According to ASU's Communication Lab director Bonnie Wentzel, who was a key player in the design of the cup and the ASU teams’ preparations for the competition, the green light rating is a fitting reflection of Arizonans’ values.

“We generally say what we think, but we care about the other person at the same time, we aspire to that anyways," Wentzel said. "And so the fact that we had that kind of green rating and we celebrate that in a more public way."

Wentzel said a key focus of the competition was creating an environment where a variety of voices could be heard advocating a wide range of viewpoints. ASU’s teams alone had students from several different majors and ethnic backgrounds, such as a U.S. Navy veteran, a comedian and participants ranged from 17 to 34 years old.

Third place ASU winnersJessica Carter and Logan Guthrie are both members of the ASU forensics team. Like O’Keefe, Carter and Guthrie said they needed to "un-train" the habits they held from their previous experiences in speech and debate because the competition prioritized cooperation over competitiveness.

“At the same time, in terms of things (like) ability, research skills (and) argumentation ... I definitely think debate, both in high school and in college, has helped to shape the way that we approached it,” said Guthrie, a junior studying philosophy.

Assisting in preparing the students for the competition was Forensics Team director Adam Symonds, who said administrative preparations for the Regents’ Cup began about a year in advance.

“The focus of this event was to figure out how to communicate with people on the other side in a way that was meaningful and productive, that you could sort of inch towards agreement,” he said. “That process of thinking through your side, thinking through their side and trying to come up with something that is amenable to both, I think that is really undervalued.”

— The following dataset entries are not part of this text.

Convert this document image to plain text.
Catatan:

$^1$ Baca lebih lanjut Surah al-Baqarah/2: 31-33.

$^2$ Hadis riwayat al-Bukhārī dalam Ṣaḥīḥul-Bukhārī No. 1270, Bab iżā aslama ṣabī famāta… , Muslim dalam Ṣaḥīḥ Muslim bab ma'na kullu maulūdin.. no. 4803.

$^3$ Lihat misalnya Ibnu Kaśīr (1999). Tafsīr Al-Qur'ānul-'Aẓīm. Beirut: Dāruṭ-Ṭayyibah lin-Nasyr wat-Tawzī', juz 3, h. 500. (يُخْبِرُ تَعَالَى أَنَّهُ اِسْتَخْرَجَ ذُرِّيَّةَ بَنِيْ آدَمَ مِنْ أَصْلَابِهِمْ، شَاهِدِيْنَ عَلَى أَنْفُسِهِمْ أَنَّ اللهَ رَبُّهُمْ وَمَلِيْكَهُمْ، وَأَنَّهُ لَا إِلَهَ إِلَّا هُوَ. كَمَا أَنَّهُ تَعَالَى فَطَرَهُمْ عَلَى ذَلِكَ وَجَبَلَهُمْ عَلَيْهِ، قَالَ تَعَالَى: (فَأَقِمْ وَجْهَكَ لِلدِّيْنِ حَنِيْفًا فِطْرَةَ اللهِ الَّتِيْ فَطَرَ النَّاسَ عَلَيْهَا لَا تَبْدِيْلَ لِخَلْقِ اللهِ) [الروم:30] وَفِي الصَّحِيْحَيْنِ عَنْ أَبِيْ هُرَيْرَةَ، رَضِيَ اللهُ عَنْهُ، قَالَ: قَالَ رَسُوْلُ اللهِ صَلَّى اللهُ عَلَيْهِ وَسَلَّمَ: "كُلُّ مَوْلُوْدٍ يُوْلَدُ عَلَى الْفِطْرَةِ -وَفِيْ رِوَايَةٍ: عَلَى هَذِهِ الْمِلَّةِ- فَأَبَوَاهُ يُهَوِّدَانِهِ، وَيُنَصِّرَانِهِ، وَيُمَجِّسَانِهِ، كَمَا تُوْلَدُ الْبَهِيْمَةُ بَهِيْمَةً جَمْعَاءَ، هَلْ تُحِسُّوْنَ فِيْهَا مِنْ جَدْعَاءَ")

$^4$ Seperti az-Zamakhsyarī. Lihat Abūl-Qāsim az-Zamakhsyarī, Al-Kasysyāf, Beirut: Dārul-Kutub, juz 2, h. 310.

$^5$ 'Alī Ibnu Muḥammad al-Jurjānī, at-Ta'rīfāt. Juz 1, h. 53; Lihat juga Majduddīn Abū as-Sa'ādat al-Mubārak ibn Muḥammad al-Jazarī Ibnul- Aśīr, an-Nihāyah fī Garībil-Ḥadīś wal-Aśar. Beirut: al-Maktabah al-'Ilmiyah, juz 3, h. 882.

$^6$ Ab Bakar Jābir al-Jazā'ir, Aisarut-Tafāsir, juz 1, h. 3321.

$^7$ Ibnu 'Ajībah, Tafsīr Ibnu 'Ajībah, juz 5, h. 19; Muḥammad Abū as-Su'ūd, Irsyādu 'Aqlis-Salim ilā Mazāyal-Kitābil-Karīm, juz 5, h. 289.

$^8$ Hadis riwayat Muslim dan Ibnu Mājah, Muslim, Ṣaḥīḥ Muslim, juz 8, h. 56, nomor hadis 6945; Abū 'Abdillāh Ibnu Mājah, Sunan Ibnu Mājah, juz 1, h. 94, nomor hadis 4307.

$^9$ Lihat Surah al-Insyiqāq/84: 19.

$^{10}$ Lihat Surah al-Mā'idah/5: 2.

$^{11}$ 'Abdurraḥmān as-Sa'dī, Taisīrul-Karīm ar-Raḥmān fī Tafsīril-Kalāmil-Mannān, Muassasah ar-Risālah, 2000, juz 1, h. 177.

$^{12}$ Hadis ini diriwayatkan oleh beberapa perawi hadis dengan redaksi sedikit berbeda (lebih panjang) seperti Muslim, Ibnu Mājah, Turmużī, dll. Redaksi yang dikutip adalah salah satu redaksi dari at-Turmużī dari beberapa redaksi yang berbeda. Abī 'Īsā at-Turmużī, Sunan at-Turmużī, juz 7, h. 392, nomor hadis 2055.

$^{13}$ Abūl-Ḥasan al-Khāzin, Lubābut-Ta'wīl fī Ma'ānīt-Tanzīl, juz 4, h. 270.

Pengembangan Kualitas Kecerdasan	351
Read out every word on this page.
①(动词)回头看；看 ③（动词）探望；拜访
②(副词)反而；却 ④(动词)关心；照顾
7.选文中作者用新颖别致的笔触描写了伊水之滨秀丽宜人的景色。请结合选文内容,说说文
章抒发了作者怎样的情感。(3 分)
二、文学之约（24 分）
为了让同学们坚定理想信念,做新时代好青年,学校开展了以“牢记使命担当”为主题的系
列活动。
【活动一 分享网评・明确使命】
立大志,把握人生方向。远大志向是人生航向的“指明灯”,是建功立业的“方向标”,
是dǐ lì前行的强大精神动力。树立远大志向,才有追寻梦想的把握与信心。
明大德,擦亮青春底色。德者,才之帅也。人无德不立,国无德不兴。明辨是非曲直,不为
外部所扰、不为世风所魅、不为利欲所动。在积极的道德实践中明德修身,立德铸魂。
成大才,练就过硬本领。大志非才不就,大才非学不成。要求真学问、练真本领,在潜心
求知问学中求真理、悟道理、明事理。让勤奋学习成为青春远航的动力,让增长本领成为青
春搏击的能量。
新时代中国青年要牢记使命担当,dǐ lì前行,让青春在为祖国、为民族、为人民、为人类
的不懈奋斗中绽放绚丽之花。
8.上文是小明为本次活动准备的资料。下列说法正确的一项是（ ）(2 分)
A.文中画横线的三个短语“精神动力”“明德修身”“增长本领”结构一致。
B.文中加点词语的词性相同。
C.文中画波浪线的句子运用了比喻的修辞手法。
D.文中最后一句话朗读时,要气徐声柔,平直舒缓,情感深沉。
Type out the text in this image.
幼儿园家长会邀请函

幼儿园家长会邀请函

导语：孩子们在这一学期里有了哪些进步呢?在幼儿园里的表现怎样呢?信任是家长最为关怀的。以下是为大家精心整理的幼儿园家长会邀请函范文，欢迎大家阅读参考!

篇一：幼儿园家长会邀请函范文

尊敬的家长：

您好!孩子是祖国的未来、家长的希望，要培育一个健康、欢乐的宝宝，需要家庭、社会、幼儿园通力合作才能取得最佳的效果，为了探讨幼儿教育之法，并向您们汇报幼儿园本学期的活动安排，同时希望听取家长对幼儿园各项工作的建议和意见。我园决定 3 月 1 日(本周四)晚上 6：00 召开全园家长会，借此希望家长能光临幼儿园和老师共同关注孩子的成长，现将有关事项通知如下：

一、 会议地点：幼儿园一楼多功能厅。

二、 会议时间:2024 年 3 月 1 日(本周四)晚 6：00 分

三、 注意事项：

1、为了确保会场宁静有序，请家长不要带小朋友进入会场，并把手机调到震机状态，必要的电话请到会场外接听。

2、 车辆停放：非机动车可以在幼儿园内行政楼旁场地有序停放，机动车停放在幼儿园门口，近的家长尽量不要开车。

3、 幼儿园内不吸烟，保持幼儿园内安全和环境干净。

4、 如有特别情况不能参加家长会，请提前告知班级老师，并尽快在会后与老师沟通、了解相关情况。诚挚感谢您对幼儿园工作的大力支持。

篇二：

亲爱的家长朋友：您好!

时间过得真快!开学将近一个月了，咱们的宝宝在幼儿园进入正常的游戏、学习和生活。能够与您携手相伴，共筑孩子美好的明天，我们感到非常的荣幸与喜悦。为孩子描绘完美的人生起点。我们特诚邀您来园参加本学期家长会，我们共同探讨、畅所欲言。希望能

At the university level, Wentzel said she hopes that all students can learn to see the value of cooperative collaboration the same way it took place at the Regents’ Cup. 

She said that though working together isn’t fast in a world where everything moves quickly, it is worth the effort.

“In the long run, coming together is where you get the better ideas," Wentzel said. "It's where you have a celebration of humanity, and it's just where better solutions come from. We are a society of competing monologues, but if we were more of a society of converging civil dialogues, we would just get so much further.”